The exposome is defined as the measure of all exposures of an individual during his or her lifetime and how these exposures affect health.1 Humans are exposed to large quantities of compounds by inhalation, and the change from rural lifestyles to living in overcrowded, industrialized cities, together with the mass use of motor vehicles means that we are exposed to large amounts of contaminants via the respiratory tract. It is estimated that only 1 cubic centimeter of city air contains approximately 100 bacteria and around 107 small-diameter particles (less than 300nm).2 In fact, we now know that the outcome of an infection depends not only on host- and pathogen-associated factors, but also on key external factors. For example, environmental changes influence the flyways of migratory birds, which are vectors of the virus influenza A, modifying the spread of new variants of the influenza virus.3

The major environmental pollutants are basically particles in suspension, known as particulate matter (PM), and include metals or silica, volatile organic compounds, and gaseous pollutants, such as ozone, sulfur dioxide, nitrogen monoxide and dioxide, and carbon monoxide. They are generally produced naturally by sand storms or volcanic eruptions, or by humans, in the form of biomass burning, traffic emissions, mining, and farming. In large cities, however, most pollution is caused by the combustion of diesel engines.4

It is estimated that 7 million people die every year as a result of environmental pollution.5 Poor air quality is a risk factor for the development of numerous respiratory diseases, such as asthma, lung cancer, and respiratory infections, especially in children.6 Respiratory infections cause the death of more than 4 million people annually. In Europe, almost half a million people die every year due to high concentrations of PM, 78,000 die from exposure to nitrogen dioxide, and more than 14,000 die from exposure to ozone.7 Exposure to high levels of sulfur dioxide has been associated with an increase in sputum production, chronic cough, and bronchoconstriction, and more frequent bronchiectasis exacerbations.8

Environmental pollution particles cause inflammation, airflow changes, and altered defense mechanisms, both in the upper and lower respiratory tract.9 Larger PMs can be eliminated by mucociliary transport, but the smaller ones can reach the bronchioles. In addition, PM2.5 (with a diameter of less than 2.5μm) that are not phagocytized by macrophages can spread systemically.

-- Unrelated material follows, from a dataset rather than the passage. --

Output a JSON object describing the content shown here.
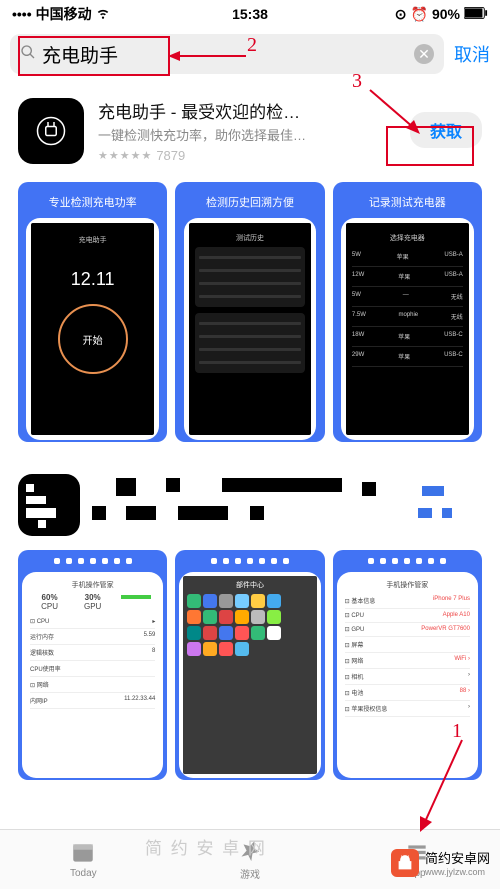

Exposure to PM increases susceptibility to bacterial pneumonias and viral respiratory infections.10 Exposure to environmental pollution in children affects the proper functioning of the respiratory system, especially in the early years of life, when the respiratory and immune systems are not yet fully developed. There is an association between bronchitis and environmental pollution in children under five years of age.11 In fact, prenatal exposure to PM2.5 increases susceptibility to respiratory infections (bronchitis and pneumonia), as many environmental toxins can easily cross the placenta (especially PM0.25 and smaller) and accumulate in the fetus in higher concentrations than in the mother.12 In the elderly, immunosenescence might contribute to an increased propensity to respiratory infections, due, among other factors, to cytokine deregulation.12

PM can cause oxidative stress by eliminating antioxidants and producing reactive oxygen species (ROS), which leads to an inflammatory response by producing cytokines IL-6, IL-8 and TNF-α2. Moreover, exposure to PM can alter the ability of macrophages to inactivate viruses, lyse bacteria, or inhibit the presentation of antigens.10

Exposures to different nitrogen oxides can increase the risk of respiratory infections, affecting T cells and NK cells, which play important roles in the defense against viruses.4 An accumulation of metals may also be a risk factor for infections, since metal availability is generally a factor promoting the growth of microorganisms. In Mycobacterium tuberculosis or Neisseria meningitidis, an increase in the availability of iron in the host is related to more serious infections.10

Tobacco smoke also causes exposure to high concentrations of PM, 15,000–40,000μg PM per cigarette. In general, tobacco smoke exposure increases the risk of prolonging viral respiratory infections or developing bacterial infection by Streptococcus, Legionella, Mycoplasma, or Haemophilus.10 It is also related to an increased susceptibility to infection by M. tuberculosis, and progression to active tuberculosis.10 In cell cultures, we have observed that smoke negatively affects the phagocytic capacity of macrophages.13 Exposure to tobacco smoke has also been linked with a delay in the negativization of mycobacterial cultures in treated patients.14 In fact, exposure to smoke not only alters the immune response of the host, but also has an impact on the microorganism, modifying its phenotype toward other more virulent variants.15

Environmental pollution increases the rate of respiratory infections, and is associated with increased costs and premature deaths in chronic patients and children. Some of the causes can be acted upon, such as tobacco exposure and some aspects of environmental pollution. An understanding of how pollution affects the immune response to respiratory infections would help us establish effective epidemiological strategies, and improve clinical treatment and patients’ quality of life.